Events
CUHK LAW CLINDS’s 23rd LegalTech Seminar – ‘Using ChatGPT: Prompt Engineering for Lawyers’ by Dr. Eliza Mik (Online)
6 Feb 2024
12:30 pm – 2:00 pm
Online (Zoom)
Dr Eliza Mik teaches Legal Technologies, E-Commerce Law and Contract Law at the Faculty of Law, Chinese University of Hong Kong. Her research interests focus on the legal aspects of transaction automation. Before joining academia, she worked in-house for a number of software and telecommunications companies in Australia, Poland, Malaysia and the United Arab Emirates, advising on technology procurement and e-commerce regulation. Eliza has also advised the World Bank and the Monetary Authority of Singapore. At present, she is a member of the UNCITRAL Expert Group for the Digital Economy, a member of the Inclusive Global Legal Innovation Platform on ODR (Hong Kong), a Research Associate at the Tilburg Institute for Law, Society and Technology and an Affiliate Researcher with the Centre for AI and Digital Ethics at the University of Melbourne. She is presently involved in two research projects, one on the feasibility of data-driven approaches in LegalTech and one on the legal responses to smart contracts.
The unprecedented popularity of Large Language Models, or “LLMs” is often attributed to the introduction of ChatGPT, which enables non-technical users to directly interact with the model by means of a simple conversational interface and to observe the generation of responses in real time.

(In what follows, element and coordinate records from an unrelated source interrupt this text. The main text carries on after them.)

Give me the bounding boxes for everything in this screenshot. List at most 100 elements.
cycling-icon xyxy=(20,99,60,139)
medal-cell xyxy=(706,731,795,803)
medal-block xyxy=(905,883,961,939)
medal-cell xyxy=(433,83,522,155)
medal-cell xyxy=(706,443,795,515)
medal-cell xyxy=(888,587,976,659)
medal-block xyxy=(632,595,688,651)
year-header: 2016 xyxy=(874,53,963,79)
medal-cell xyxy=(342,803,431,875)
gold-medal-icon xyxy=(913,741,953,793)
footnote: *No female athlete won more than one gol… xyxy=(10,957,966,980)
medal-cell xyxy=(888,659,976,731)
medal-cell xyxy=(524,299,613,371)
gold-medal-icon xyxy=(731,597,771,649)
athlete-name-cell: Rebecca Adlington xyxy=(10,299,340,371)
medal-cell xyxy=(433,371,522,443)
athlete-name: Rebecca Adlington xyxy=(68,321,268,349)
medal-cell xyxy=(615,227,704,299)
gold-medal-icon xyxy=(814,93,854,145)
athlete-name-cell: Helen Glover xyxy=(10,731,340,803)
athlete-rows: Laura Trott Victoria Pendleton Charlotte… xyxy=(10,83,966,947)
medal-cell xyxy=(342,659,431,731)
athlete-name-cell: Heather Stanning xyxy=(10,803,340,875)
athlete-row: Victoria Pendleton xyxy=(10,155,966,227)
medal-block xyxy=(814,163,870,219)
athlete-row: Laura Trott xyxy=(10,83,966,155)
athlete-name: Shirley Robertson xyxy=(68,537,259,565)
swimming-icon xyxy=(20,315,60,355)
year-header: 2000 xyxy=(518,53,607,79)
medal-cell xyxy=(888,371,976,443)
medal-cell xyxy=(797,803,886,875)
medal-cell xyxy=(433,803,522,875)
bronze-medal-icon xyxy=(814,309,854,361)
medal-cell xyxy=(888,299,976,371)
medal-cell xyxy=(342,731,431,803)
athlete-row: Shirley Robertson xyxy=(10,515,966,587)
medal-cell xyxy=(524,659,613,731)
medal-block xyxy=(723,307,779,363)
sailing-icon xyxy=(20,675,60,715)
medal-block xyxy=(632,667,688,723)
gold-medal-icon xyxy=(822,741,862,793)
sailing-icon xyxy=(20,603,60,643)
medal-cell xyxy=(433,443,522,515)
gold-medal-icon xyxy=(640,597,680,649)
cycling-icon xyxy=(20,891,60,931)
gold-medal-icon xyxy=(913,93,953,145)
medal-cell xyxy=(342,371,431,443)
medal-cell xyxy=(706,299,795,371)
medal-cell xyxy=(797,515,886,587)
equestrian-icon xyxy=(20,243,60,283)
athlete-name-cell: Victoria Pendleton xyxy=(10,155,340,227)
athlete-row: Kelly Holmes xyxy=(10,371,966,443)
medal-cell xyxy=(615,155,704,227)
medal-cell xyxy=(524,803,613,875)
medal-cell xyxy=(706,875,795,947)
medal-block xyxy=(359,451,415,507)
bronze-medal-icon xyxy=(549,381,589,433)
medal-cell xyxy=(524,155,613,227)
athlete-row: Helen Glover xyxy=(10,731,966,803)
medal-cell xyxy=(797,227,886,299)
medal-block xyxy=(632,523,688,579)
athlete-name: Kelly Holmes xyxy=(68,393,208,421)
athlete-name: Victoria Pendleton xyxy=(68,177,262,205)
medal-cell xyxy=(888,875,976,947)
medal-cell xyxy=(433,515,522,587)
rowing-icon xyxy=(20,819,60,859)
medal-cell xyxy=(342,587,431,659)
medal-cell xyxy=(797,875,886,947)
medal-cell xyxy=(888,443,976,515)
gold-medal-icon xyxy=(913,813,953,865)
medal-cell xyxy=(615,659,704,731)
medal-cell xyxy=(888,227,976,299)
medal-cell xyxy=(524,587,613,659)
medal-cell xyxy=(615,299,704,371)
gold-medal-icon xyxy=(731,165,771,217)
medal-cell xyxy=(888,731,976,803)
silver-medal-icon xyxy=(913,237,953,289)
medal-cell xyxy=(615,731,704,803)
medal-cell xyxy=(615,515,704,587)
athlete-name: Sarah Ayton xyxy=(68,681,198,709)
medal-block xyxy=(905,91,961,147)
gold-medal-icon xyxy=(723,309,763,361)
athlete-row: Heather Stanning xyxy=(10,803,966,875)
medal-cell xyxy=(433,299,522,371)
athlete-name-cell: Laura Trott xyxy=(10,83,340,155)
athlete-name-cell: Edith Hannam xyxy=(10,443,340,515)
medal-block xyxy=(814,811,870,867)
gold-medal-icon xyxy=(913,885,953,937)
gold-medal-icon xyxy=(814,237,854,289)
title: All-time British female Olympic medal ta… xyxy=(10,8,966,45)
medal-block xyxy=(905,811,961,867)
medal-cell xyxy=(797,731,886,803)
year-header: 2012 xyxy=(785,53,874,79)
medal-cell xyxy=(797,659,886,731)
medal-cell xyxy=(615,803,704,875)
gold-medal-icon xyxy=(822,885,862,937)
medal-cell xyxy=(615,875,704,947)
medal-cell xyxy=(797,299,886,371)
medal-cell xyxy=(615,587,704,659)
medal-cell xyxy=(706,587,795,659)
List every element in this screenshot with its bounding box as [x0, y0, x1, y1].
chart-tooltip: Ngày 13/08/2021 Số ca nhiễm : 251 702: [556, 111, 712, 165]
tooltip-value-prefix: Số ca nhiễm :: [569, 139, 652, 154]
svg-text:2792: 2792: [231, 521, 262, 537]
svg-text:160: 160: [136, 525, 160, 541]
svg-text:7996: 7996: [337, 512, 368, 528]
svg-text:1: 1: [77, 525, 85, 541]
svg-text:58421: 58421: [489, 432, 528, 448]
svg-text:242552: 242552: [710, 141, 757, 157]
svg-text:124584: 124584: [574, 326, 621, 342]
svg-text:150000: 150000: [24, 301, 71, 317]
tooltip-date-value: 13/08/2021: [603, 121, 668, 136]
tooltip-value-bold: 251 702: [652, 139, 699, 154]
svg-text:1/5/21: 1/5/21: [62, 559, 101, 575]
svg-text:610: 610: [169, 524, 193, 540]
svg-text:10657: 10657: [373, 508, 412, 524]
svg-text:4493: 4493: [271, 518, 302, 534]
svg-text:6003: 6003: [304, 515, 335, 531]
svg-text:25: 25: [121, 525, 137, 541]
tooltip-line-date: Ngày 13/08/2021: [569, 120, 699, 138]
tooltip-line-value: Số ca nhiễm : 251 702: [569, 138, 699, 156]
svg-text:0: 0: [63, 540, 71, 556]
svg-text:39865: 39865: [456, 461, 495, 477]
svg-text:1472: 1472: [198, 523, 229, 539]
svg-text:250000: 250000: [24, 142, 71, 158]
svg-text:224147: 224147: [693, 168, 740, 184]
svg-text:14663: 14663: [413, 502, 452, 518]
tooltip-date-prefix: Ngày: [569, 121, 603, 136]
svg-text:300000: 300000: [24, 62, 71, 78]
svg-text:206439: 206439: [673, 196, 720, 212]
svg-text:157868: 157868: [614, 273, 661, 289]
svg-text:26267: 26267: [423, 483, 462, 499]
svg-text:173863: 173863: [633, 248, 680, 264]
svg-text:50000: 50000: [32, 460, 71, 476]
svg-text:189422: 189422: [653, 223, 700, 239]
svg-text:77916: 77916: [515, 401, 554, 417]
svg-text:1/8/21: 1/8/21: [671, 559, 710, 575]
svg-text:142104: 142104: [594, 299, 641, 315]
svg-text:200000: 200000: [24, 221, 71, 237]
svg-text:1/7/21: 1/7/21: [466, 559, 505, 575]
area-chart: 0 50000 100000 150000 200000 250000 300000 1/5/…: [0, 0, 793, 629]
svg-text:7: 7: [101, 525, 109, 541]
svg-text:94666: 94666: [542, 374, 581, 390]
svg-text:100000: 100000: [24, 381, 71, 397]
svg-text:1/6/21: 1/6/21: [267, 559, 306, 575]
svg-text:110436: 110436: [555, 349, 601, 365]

This conversational interface requires users to input a certain amount of text, referred to as a prompt. Prompts often contain task-specific instructions or context that the model needs to generate an appropriate output. Although prompts are written in natural language and thus appear easy to create, crafting effective and generalizable prompt strategies is challenging. LLMs do not understand text in the same way as humans and will generate dramatically different output depending on small variations in semantically equivalent prompts. To leverage the incredible capabilities of LLMs, users must know how to “talk to computers” and how to give precise instructions. As prompts must be formulated, evaluated, and refined with great care, it is increasingly common to speak of “prompt engineering. This seminar will introduce the basics of prompt engineering from the perspective of the tasks commonly performed by lawyers. More specifically, the seminar will introduce the main prompting techniques as well as the basic cost implications of prompting LLMs with larger amounts of text.
The following questions are addressed:
- What is prompt engineering? How does it differ from fine-tuning?
- What are the basic prompt engineering techniques?
- What are the current technical limitations of prompting techniques?
- How to write effective prompts for the performance of legal tasks?
- From token limits to context window – how do we calculate the costs of prompt engineering?
Language: English
The Law Society of Hong Kong has awarded this seminar 1.5 Continuing Professional Development (CPD) points.